Features include Kevlar lining in doors
By Ben Rodgers
Police will be able to better serve residents here with brand new, state-of-the-art patrol vehicles.
The Manawa Police Department now has a 2017 Ford Explorer and a 2017 Ford Expedition both outfitted for any situation that might arise.
“You don’t know what you are going to run into,” Police Chief Jim Gorman said. “It’s your greatest fear.”
These new squad vehicles have the standard law enforcement upgrades, like heavy-duty suspension, engine and tires, Gorman said.
A new feature this year is each door is lined with Kevlar as an extra layer of protection from gunfire.
“We are spoiled,” Gorman said. “That’s all I can say.”
Previously the department had 2014 Dodge Charger and a Ford Crown Victoria from around 2008-09.
The Charger had engine problems and the Crown Victoria has more than 125,000 miles. So this change was needed, Gorman said.
The new vehicles are also both SUVs. In the Expedition the evidence gathering kits can now be brought to where they are needed. Before Gorman would use his personal vehicle to haul the massive totes.
Plus, the four-wheel drive will allow for better driving year round.
“They’re more versatile during the winter months getting around the city,” he said. “They’re the new wave of the squad car for the future.”
Another upgrade is the fact that both vehicles will have identical controls for lights and sirens. Previously those controls were different in each vehicle. That meant while in pursuit an officer might have to take their eyes off the road to use a needed feature.
The process to purchase the new vehicles took at least six months. Once the vehicles were purchased they went down to General Communications in the Madison area to be outfitted.
In the time between Gorman had to rely on the generosity of others in law enforcement for vehicles to patrol the streets.
“Gratitude goes toward Sheriff (Brad) Hardel and Chief (Jeffrey) Schlueter in New London. They’re like a big brother because of their resources,” Gorman said. “We were able to lean on them.”
While the department is made up of only three full-time officers: Clint Schroeder, Jacob Noffke and Gorman, along with eight part-time officers, Gorman said his department will repay the generosity.
“If they ever needed anything from us we’d be more than willing to help them out in any way we could,” he said.
Gorman also appreciates the community’s help in raising funds to purchase three protective vests and helmets. Each set up cost around $1,300.
The vets hold a medipack and extra magazines, as well as body armor and a helmet. The set is heavy and is close to something a soldier might use in combat.
“It always bothered me when I came in here and we didn’t have protective vests for our officers for those situations,” he said. “I want to make sure they can do their job safely and return home to their families.”
Even though it’s a small town, the police department gets a variety of calls.

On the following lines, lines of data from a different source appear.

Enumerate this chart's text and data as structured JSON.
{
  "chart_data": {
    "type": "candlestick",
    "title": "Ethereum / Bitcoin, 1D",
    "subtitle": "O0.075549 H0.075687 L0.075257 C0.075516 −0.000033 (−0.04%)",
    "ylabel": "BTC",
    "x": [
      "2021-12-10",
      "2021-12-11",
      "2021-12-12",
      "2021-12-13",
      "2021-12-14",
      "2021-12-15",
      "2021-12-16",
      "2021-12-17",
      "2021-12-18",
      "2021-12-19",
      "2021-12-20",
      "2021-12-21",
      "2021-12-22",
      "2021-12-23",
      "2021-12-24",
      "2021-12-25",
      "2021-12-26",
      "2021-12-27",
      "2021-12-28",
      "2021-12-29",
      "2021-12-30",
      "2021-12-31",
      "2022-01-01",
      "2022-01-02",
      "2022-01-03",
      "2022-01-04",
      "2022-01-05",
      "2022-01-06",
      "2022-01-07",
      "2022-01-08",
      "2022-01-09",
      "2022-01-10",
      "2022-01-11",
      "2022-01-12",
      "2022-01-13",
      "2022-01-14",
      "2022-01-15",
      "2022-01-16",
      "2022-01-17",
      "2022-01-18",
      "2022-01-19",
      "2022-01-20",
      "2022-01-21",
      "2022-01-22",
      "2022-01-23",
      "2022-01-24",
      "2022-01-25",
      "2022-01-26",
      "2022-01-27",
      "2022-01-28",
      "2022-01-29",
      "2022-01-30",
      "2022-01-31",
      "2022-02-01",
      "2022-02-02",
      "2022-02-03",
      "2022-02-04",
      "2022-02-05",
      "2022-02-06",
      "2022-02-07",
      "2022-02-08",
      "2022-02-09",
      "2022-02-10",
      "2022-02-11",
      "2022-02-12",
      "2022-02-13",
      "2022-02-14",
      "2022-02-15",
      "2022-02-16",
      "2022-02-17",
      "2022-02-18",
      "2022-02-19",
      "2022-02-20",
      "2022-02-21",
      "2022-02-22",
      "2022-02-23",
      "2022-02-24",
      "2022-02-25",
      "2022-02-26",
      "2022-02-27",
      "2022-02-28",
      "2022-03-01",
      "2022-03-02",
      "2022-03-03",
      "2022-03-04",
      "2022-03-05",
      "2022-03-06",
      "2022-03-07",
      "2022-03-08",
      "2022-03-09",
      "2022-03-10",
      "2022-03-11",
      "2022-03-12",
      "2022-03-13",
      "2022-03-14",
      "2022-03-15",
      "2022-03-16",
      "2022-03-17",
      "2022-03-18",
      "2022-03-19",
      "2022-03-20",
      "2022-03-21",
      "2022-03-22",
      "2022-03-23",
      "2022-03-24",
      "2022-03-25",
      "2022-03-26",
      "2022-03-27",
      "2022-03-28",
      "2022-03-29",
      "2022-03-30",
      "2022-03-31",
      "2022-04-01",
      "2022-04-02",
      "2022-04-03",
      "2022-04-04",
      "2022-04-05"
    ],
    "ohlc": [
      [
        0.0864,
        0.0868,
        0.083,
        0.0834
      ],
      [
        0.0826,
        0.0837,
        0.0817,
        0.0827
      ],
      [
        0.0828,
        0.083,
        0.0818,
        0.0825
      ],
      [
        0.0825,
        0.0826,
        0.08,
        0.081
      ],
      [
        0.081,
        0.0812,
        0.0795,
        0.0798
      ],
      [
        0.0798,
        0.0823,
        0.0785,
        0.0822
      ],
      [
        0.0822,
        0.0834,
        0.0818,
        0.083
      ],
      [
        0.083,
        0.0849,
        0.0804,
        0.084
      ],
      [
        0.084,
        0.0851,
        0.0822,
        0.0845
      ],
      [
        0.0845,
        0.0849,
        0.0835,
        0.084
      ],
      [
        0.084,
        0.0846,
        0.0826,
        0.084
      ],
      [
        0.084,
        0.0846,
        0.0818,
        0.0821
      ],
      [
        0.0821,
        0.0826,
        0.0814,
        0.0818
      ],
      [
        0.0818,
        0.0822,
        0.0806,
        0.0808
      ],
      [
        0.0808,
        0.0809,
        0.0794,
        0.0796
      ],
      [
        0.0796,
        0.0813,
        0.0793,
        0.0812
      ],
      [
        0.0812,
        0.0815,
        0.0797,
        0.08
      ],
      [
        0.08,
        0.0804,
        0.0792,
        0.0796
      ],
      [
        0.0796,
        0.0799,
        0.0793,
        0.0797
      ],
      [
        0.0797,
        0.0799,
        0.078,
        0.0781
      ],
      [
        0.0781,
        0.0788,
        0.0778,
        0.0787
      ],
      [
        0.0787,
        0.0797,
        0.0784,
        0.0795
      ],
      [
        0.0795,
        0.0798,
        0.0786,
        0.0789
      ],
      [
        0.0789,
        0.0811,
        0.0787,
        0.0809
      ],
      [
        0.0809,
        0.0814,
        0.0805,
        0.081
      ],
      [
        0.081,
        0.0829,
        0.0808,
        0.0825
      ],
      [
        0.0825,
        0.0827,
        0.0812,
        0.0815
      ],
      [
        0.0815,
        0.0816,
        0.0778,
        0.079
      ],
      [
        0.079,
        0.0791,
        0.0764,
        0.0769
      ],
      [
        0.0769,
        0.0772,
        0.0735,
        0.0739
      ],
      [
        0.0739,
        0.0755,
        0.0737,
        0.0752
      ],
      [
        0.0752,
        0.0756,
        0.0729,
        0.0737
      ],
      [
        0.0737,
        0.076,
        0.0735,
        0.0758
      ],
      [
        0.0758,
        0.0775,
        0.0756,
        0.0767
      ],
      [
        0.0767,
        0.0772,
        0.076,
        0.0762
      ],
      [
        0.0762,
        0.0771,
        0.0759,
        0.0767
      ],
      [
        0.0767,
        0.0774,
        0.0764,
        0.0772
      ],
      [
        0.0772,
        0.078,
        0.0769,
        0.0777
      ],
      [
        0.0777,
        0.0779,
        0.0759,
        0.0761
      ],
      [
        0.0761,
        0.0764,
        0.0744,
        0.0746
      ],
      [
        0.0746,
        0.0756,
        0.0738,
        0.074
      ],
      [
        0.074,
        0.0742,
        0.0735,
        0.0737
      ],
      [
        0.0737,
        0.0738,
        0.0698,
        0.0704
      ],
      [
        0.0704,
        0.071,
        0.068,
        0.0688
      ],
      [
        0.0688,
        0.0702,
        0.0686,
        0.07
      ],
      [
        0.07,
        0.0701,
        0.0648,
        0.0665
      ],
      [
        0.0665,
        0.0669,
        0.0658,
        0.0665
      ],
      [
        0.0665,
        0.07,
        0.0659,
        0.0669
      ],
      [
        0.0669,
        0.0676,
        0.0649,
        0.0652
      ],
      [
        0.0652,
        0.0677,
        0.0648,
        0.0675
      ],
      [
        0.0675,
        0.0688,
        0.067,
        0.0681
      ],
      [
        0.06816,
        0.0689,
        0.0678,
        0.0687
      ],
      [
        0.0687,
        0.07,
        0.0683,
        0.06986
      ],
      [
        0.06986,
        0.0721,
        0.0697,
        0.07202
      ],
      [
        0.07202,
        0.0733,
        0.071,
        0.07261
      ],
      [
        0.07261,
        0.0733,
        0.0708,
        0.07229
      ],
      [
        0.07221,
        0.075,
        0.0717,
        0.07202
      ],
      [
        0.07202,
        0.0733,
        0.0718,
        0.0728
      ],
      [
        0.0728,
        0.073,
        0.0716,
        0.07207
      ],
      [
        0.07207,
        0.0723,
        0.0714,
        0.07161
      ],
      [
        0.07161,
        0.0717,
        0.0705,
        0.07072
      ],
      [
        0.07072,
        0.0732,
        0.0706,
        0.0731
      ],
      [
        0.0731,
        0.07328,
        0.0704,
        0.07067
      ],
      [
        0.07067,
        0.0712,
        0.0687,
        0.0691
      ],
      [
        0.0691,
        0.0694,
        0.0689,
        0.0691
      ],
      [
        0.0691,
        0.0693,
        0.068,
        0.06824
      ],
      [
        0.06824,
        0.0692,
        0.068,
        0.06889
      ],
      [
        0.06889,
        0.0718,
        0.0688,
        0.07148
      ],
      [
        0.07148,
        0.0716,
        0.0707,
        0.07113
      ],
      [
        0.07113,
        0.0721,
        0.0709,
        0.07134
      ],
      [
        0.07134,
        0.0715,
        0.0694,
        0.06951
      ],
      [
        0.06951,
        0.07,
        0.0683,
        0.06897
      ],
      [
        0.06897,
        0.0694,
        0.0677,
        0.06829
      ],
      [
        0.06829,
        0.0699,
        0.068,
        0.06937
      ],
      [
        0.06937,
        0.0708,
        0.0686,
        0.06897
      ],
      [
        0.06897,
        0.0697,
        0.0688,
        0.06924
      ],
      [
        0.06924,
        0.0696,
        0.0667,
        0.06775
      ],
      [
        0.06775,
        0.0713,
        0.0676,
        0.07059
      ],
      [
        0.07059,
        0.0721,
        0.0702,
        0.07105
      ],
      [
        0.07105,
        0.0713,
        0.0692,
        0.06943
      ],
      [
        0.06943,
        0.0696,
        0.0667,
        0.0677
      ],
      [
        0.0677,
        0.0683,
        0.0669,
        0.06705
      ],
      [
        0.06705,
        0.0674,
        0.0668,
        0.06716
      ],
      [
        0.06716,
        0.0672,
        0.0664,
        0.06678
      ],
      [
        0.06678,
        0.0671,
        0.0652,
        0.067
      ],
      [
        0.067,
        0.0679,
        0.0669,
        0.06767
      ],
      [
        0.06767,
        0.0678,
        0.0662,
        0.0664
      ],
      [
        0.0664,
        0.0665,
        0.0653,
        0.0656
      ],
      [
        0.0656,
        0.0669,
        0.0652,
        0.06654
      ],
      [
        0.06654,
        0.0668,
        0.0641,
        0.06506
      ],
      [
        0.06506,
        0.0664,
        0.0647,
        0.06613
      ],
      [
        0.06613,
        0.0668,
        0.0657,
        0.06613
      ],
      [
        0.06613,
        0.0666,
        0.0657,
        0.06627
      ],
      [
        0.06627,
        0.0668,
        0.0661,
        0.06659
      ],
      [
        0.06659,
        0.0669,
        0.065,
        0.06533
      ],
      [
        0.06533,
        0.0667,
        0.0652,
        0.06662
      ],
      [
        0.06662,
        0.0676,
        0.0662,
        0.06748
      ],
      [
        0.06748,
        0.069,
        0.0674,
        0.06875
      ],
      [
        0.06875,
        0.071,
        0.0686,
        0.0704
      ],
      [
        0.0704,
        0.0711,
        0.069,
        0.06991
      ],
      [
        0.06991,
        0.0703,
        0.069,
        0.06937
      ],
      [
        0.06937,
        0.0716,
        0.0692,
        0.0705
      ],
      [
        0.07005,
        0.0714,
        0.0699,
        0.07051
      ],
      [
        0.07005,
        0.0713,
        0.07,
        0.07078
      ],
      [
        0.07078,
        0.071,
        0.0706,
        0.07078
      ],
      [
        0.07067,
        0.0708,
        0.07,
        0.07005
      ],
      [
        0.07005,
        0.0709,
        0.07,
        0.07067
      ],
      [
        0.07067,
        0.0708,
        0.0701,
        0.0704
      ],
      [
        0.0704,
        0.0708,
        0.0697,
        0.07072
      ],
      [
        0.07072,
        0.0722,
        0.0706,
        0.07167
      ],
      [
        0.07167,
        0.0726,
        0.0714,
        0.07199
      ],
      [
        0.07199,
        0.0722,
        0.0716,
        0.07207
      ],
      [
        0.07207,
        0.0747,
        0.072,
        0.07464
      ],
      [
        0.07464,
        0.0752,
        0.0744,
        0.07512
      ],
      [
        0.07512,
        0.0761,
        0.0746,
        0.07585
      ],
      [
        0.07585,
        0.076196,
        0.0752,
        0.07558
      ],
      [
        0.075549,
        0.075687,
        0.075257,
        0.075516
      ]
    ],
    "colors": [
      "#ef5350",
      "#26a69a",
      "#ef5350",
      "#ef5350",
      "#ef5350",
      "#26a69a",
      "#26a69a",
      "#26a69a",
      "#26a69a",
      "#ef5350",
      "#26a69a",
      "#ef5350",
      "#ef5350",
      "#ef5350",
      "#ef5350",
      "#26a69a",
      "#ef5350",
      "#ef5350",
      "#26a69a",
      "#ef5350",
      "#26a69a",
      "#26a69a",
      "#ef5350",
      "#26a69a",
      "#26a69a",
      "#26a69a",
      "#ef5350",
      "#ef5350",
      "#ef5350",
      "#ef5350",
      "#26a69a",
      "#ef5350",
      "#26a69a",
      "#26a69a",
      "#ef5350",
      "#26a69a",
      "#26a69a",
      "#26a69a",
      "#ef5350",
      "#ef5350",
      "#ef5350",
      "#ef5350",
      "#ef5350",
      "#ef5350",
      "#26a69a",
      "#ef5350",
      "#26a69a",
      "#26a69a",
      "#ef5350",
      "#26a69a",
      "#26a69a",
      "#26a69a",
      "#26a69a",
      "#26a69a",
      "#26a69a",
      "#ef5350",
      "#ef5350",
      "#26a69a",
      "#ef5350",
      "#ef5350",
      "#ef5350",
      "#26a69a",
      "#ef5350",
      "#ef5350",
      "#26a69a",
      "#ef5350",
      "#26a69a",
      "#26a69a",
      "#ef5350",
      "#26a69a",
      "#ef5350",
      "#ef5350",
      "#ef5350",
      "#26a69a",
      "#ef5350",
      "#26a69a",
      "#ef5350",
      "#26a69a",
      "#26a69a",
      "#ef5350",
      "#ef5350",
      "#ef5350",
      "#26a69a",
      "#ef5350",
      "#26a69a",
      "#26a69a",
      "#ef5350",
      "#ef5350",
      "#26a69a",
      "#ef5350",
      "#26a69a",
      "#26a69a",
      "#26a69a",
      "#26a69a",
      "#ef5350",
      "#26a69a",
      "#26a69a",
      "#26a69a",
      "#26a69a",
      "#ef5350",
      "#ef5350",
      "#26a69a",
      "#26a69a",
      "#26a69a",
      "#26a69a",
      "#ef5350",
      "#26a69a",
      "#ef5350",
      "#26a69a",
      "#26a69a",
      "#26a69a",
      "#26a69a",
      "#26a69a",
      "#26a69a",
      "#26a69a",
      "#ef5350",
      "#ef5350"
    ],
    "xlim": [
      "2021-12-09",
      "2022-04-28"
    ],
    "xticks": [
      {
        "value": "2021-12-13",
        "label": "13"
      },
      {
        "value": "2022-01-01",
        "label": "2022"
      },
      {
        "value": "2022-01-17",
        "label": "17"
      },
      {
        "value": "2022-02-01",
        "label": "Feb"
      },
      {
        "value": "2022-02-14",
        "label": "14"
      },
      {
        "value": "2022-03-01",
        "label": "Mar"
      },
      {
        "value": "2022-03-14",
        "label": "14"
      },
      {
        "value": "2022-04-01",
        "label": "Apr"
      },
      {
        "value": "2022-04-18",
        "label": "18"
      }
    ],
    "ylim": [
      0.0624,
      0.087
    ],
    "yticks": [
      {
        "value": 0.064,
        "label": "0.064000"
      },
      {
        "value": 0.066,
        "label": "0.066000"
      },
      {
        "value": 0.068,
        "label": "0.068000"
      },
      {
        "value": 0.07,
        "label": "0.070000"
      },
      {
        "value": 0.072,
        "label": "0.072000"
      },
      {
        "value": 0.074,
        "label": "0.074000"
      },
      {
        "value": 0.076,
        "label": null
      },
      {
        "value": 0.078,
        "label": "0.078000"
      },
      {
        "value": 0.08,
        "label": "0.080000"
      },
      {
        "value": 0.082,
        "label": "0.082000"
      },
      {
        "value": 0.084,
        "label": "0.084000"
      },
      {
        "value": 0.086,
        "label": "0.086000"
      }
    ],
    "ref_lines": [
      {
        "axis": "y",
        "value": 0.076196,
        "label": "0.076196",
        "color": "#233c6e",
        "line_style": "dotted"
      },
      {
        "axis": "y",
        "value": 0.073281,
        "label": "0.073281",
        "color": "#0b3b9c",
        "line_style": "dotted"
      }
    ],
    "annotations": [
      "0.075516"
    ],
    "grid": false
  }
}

Those include everything from sexual assault, to child abuse to drug busts, to people locked out of cars and officers needed to chase down dogs.
“We work with the citizens really well and I think they appreciate that it’s more of a one-on-one basis with the public,” Gorman said.
Tom Grant, who now works for the Waupaca County Sheriff’s Office, was instrumental in putting together a program and soliciting donations for the purchase of the protective vests.
“The public was so great,” Gorman said. “I was just floored by some of the donations received.”